Larmor-Plage heeft alles mee wat het weer betreft. De mimosa bloeit en de zon heerst over het strand en de zee. Voor ons is het dus hoogtijd om de stapschoenen aan te doen voor enkele trips langs de oceaan. Diarmuid is niet erg mobiel meer en daarom maakt hij het meeste van de wandeling mee in een bolderkar. Dat geeft nogal wat bekijks en daarom moeten we twintig keer uitleggen dat de hond oud is. Later, wanneer ik bejaard ben, ga ik ook in de bolderkar zitten en zal Bea mij mogen trekken. Benieuwd wat de mensen daarvan zullen zeggen.

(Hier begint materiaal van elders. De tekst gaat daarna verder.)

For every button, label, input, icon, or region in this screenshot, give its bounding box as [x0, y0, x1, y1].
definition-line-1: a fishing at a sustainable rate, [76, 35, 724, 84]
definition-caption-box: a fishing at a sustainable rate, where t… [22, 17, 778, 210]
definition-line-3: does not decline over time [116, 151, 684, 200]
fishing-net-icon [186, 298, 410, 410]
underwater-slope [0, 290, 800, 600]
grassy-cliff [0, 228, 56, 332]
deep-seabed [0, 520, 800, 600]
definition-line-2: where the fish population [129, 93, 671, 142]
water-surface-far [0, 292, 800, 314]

We zitten in Bretagne, in het departement Morbihan. We staan een weekje op camping la Fontaine in Larmor-Plage. Het weer is goed en het belooft een droog weekend te worden. Donderdag zijn we vertrokken en we zijn 400 kilometer ver gereden, naar een van de weinige campings die nog open zijn tijdens de wintermaanden: Marcilly-sur-Eure, in het departement Eure op zo’n 50 kilometer van Parijs. Daarna ging het weer 400 kilometer via Alençon, Fougères en Rennes naar Lorient. En zo zijn we nu op onze stek in Larmor-Plage. We kennen de camping, want we waren er al een paar keer in de winterperiode. Foto’s heb ik nog niet, maar vanaf morgen komen er ruim voldoende. De caravan staat mooi waterpas, de verwarming werkt perfect en we zijn klaar voor een reeks voettochten en wandelingen op het strand en in het leuke dorp Larmor-Plage.
Wie is er nu zo gek om in februari de caravan uit de carport te halen om tien dagen regen en wind te trotseren? Wij dus. In plaats van carnaval te vieren of urenlang naar de reclame van VTM te staren afgewisseld met wat entertainment, kiezen we voor een trip naar het zuiden van Bretagne. Morbihan is het zuidelijke departement van Bretagne. Via Normandië trekken we naar Larmor-Plage. We worden op camping de la Fontaine verwacht. We kennen de camping van eerdere ook winterse verblijven. De gasvoorraad is in orde, de kachel zal snorren. Het sanitair in La Fontaine is verwarmd om er uitgebreid te douchen. Laarzen en vesten liggen klaar. Er rest nu nog wat tijd voor de noodzakelijke voorbereidingen. Reis met ons mee naar de woeste zeegolven van Quibéron. Bekijk samen met ons de markt van Larmor-Plage vol oesters, krabben en kreeften. Wandel met ons mee langs zompige paden over de muren en kantelen van Port Louis. Snuif via het internet jodium en vitamine D op. Zolang er wifi is, doe ik mijn best om regelmatig wat foto's te posten.